MindFire Communications, Inc.
Education + Marketing = Engagement
July 24, 2013 | Lynn Manternach, Ph.D.

I have a passion for both marketing and education. And those two passions are colliding beautifully in the new world of content marketing.

It’s no secret that consumers are tired of traditional marketing. They are taking back control of when, where and how they interact with marketing-related content.

That’s why brands are putting their resources into social media and permission-based marketing, looking for ways to allow consumers the control they want and the information they need.

In many cases, the information consumers are seeking is content that helps them make solid purchase decisions.

According to William Butler Yeats, "Education is not the filling of a pail, but the lighting of a fire.

I couldn’t agree more.

Thanks to content marketing, we have the opportunity to light fires of brand loyalty with targeted educational information. We also have the obligation to make that content engaging and interesting, or the spark will sputter, and consumers will move on to something more interesting. No engagement means no marketing has taken place.

As you work on developing your content marketing strategy, keep the basics of education in mind. Put on your teacher hat for a moment, and start with three key questions:

1. What do they already know?

2. What do I want them to know?

3. How will I know they’ve reached mastery?

Brands that place a priority on educating their prospects and customers through the development of engaging content are headed in the right direction.

The truth is consumers don’t really care about our products or services. They care about themselves. That means the content we develop for marketing purposes cannot be about us. It has to be about the needs and interests of our prospects and customers.

When we focus on what our prospects and customers want and need, and the information and expertise we have that can help them reach their goals, we have the opportunity to truly engage with consumers.

What do they already know?

Before you can answer this question, you have to know your target market. That means you have to know a lot more than basic demographics.

What do your targeted customers already know? Do they know about your category? Do they understand what makes your product different or special? Do they know how a product or service like yours can solve a problem for them?

People tune out quickly when you tell them something they already know. However, when you acknowledge their background knowledge and skills and connect that information to new information, you’ll get their attention. Building on what people already know is a proven educational strategy that works in marketing too.

What do I want them to know?

Start with the end in mind. What do your customers need to know or understand in order for them to see your product or service as the ideal solution for them?

Be aware that not all potential customers are alike. Some will be farther down the awareness and education path than others. That means you need a range of content, organized in ways that make it easy for consumers to jump in at a level that’s right for them.

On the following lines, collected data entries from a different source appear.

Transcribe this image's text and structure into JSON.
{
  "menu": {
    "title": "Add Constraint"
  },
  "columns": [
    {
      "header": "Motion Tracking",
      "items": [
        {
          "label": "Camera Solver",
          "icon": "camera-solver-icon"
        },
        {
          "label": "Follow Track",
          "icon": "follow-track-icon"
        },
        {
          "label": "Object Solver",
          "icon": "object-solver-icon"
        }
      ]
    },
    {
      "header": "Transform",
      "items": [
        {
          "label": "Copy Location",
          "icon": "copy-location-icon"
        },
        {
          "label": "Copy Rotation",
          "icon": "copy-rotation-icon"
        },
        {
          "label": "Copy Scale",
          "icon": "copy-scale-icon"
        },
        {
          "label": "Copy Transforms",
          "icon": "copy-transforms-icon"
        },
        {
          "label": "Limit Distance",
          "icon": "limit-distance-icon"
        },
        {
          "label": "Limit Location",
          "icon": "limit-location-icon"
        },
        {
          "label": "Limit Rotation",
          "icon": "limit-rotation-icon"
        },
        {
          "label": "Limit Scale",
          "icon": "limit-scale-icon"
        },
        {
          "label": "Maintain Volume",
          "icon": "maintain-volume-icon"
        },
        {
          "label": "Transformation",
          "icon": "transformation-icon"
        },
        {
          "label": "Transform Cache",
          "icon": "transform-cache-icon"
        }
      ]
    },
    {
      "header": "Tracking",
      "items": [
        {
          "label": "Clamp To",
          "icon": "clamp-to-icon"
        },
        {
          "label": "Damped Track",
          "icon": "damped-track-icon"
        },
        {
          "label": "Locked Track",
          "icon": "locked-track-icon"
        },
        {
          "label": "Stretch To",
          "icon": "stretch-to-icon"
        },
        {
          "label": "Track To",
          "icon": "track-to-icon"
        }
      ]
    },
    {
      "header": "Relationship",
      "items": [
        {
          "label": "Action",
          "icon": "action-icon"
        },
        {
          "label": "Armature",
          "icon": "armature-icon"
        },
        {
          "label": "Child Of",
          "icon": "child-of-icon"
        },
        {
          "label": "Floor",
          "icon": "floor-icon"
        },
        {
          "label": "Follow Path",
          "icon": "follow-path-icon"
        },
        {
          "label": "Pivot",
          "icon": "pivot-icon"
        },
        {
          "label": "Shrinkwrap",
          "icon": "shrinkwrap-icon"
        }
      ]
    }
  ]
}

Ultimately, the content you develop has to help you sell more, lower expenses or create happier customers. None of those things are going to happen if your content is not engaging. Don’t make the mistake of thinking educationally-focused content marketing has to be serious or academic. Boring content is content that no one reads. The more we can educate or entertain prospects or customers, the more they don’t mind being marketed to.

How will I know they have reached mastery?

Marketing measurement is more important than ever. Fortunately, it’s also more possible than ever before.

You need criteria for assessing if your prospects and customers understand and are using the information you’re presenting in your content marketing. That criteria needs to be closely connected to your overall marketing objective.

If your content is focused on a specific product, your measurement may be as straightforward as sales numbers. Those with a longer sales cycle will need measurement of the phases leading up to the sale, targeting information related to online interactions, requests for a white paper, blog traffic statistics, time spent on specific categories of content, etc.